The big data odyssey of SQL Server 2019, and more data and AI news from Microsoft Ignite

Ignite, Microsoft's annual IT Pro and Developer confab kicks off today, with a slew of news in the data, analytics and AI areas of the company's stack, both in-cloud and on-premises.
Written by Andrew Brust, Contributor

Microsoft Ignite kicks off in Orlando, FL today and numerous product teams -- several of them within the data and analytics stable -- are using the event as a vehicle to launch new releases, features and capabilities. My colleague Mary Jo Foley will be covering numerous announcements from the show, but this post aims to summarize all the data and AI news.

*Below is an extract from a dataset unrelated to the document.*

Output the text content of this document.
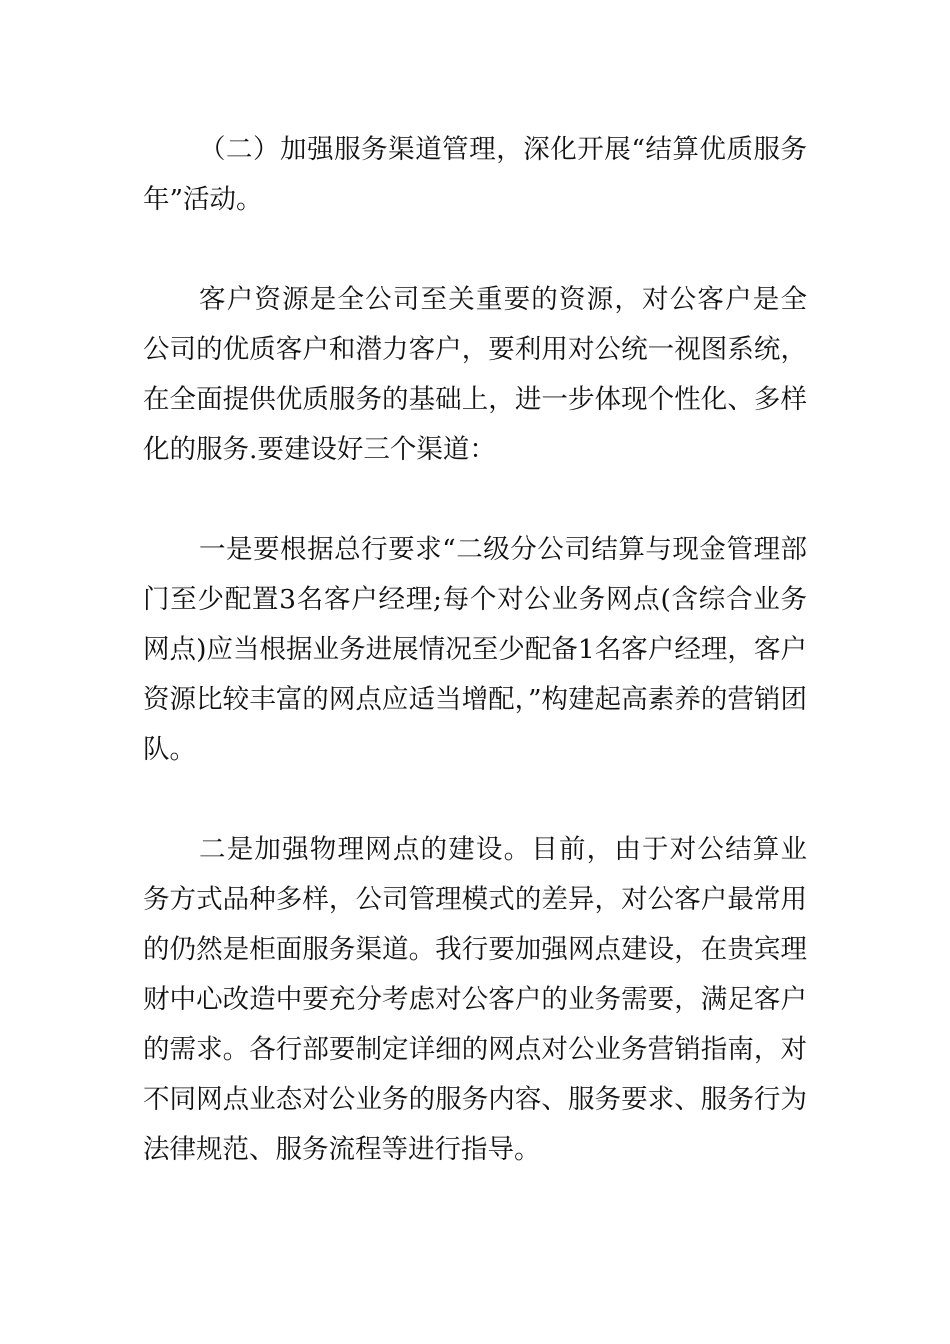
（二）加强服务渠道管理，深化开展“结算优质服务年”活动。

客户资源是全公司至关重要的资源，对公客户是全公司的优质客户和潜力客户，要利用对公统一视图系统，在全面提供优质服务的基础上，进一步体现个性化、多样化的服务.要建设好三个渠道：

一是要根据总行要求“二级分公司结算与现金管理部门至少配置3名客户经理;每个对公业务网点(含综合业务网点)应当根据业务进展情况至少配备1名客户经理，客户资源比较丰富的网点应适当增配，”构建起高素养的营销团队。

二是加强物理网点的建设。目前，由于对公结算业务方式品种多样，公司管理模式的差异，对公客户最常用的仍然是柜面服务渠道。我行要加强网点建设，在贵宾理财中心改造中要充分考虑对公客户的业务需要，满足客户的需求。各行部要制定详细的网点对公业务营销指南，对不同网点业态对公业务的服务内容、服务要求、服务行为法律规范、服务流程等进行指导。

SQL Server 2019: a Big Data odyssey

The first slate of news comes from the land of (the on-premises version of) SQL Server. And the news is Big...as in Data. First off, Microsoft is releasing a public preview of SQL Server 2019, the next major release of the product. And within the 2019 version, there's lots that's new.

Also: What to do when big data gets too big TechRepublic

The biggest news is that, through a thorough revamp of the flagship database's storage engine and its PolyBase technology, SQL Server seeks to become a true Big Data platform, through integration with HDFS (the Hadoop Distributed Filing System) and Apache Spark. SQL Server will now be able to use HDFS for storage, will optionally leverage Spark for data engineering and machine learning tasks and can itself operate using a distributed architecture.

Also: Microsoft's PolyBase mashes up SQL Server and Hadoop

Nodes can run as SQL compute nodes, SQL storage nodes or HDFS data nodes. In the HDFS case, SQL Server and Apache Spark run co-located, in the same container. All of this interoperability is enabled by Kubernetes, and SQL Server 2019's Kubernetes-compatibility enables it to run on premises or across the various public clouds (even if not as a Platform as a Service offering).

Not for clusters only

SQL Server will also continue to work in its conventional SMP architecture and the enhancements to PolyBase are available there as well. These enhancements include the ability to connect to Oracle, Teradata, MongoDB, generic ODBC data sources and even other SQL Server instances, in addition to continued support for Azure storage, and both Cloudera and Hortonworks Hadoop clusters.

And that's not all. For example, SQL Server 2019 brings enhanced features to the (very v1.0) graph processing capabilities introduced in SQL Server 2017. It also adds support for in-place execution of Java code, using the same infrastructure that enabled R and Python code to run in-database and facilitate the product's Machine Learning Services component, which itself will now run on SQL Server Linux instances as well as those running on Windows.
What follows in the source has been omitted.